SERBISCH
 
SRPSKI

GESCHICHTE DER SERBISCH - ORTHODOXEN KIRCHE

Wie die heutige Geschichte lehrt, besiedelten serbische Stämme im 6., spätestens aber im 7. Jahrhundert die Balkanhalbinsel. Das Kerngebiet ihrer Besiedlung lag im heutigen südwestlichen Serbien, im östlichen Bosnien, in der Herzegowina und im nördlichen Montenegro. Aus diesem Kerngebiet verbreiteten sich serbische Stämme weiter nach Norden in Richtung Donau und Save, nach Süden in das südliche Montenegro und Kosovo, und nach Osten hin zur Morava.
Der byzantinische Kaiser und Historiker Konstantin VII. schrieb im 10. Jahrhundert als erster eine genauere geographische Abhandlung über die serbischen Stämme und deren Ländern in seinem Werk De administrando imperio. Kaiser Konstantin nannte als serbische Länder Servia, das spätere Raszien (Raška), das neben dem südwestlichen Serbien und nördlichen Montenegro auch das damalige Bosnien (heute zentrales und östliches Bosnien) umfasste; zudem Travunien und Zahumlien in der Herzegowina, und Pogamien beziehungsweise Paganien in Dalmatien südlich von Split bis zur Mündung der Neretva.
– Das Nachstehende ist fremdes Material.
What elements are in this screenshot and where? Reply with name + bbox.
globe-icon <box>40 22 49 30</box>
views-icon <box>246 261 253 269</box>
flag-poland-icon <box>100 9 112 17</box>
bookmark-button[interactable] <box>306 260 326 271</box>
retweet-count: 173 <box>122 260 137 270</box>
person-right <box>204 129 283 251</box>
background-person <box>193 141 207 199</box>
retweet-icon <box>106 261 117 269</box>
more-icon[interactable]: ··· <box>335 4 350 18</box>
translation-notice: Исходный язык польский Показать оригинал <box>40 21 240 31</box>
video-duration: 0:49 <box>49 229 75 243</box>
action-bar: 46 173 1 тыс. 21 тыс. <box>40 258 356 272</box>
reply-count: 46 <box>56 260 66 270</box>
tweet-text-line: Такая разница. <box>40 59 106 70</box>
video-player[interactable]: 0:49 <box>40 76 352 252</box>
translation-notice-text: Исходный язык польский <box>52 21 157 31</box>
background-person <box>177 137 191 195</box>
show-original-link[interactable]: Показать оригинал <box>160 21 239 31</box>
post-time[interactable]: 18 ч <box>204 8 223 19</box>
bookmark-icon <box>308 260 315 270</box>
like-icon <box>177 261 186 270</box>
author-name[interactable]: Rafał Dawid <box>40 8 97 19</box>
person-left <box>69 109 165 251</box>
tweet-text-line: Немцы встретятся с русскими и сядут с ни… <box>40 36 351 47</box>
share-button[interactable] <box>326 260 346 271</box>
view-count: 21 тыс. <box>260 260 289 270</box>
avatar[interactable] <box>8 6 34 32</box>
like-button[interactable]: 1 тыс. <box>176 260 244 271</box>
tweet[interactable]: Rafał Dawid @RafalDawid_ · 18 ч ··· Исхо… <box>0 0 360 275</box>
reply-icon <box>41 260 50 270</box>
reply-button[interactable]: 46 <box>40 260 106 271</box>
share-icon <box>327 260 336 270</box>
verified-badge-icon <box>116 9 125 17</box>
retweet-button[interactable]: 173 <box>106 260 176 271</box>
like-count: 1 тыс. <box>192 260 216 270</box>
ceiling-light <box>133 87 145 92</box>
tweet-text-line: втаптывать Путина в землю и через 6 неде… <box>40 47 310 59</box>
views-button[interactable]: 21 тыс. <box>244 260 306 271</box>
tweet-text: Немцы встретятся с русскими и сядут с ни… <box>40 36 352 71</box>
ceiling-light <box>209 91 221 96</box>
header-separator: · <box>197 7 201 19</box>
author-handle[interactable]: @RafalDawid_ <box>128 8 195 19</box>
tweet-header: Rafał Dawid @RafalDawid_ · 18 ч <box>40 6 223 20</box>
Die serbischen Stämme kamen wahrscheinlich schon im 6. Jahrhundert mit dem Christentum in Kontakt, aber es sollte mehrere Jahrhunderte dauern, bis die Stämme gesamt den christlichen Glauben annahmen. Zur Zeit des Fürsten Mutimir im 9. Jahrhundert soll das frühe Serbien endgültig christianisiert worden sein. Für die Serben war damals der orthodoxe Erzbischof von Ohrid zuständig.
Zugleich kam eine neue christliche Glaubensrichtung, die auf viele Südslawen eine starke Faszination ausübte: die der Bogomilen. Die Bogomilen kamen ursprünglich aus dem Osten Bulgariens, und in ihrer Lehre verbanden sie christliche Mystik mit volkstümlichen Elementen. Da die Bogomilen die Vorherrschaft von Byzanz ablehnten und ihre Lehre zugleich als Alternative zur so genannten Kirche der Griechen anboten, konnten sie viele Slawen für sich gewinnen. Für das Erzbistum von Ohrid, das tatsächlich immer mehr von Griechen dominiert wurde, war es nicht leicht, in die Glaubenswelt der Bogomilen mit ihren altslawischen Mythen vorzudringen. Mit viel Geduld konnte die Ostkirche trotzdem Erfolge erzielen. Jedoch entwickelte sich auch der Nachteil, dass ein gewisses Misstrauen gegen die Slawen entstand, so dass die meisten Bischöfe weiter von Griechen gestellt wurden. Das empfanden die Slawen wiederum als eine Domination der Griechen, und bei den Serben gewann daraufhin die Römische Kirche sehr stark an Einfluss. Schon 1089 wurde ein eigenes römisch-katholisches Erzbistum in Bar eingerichtet.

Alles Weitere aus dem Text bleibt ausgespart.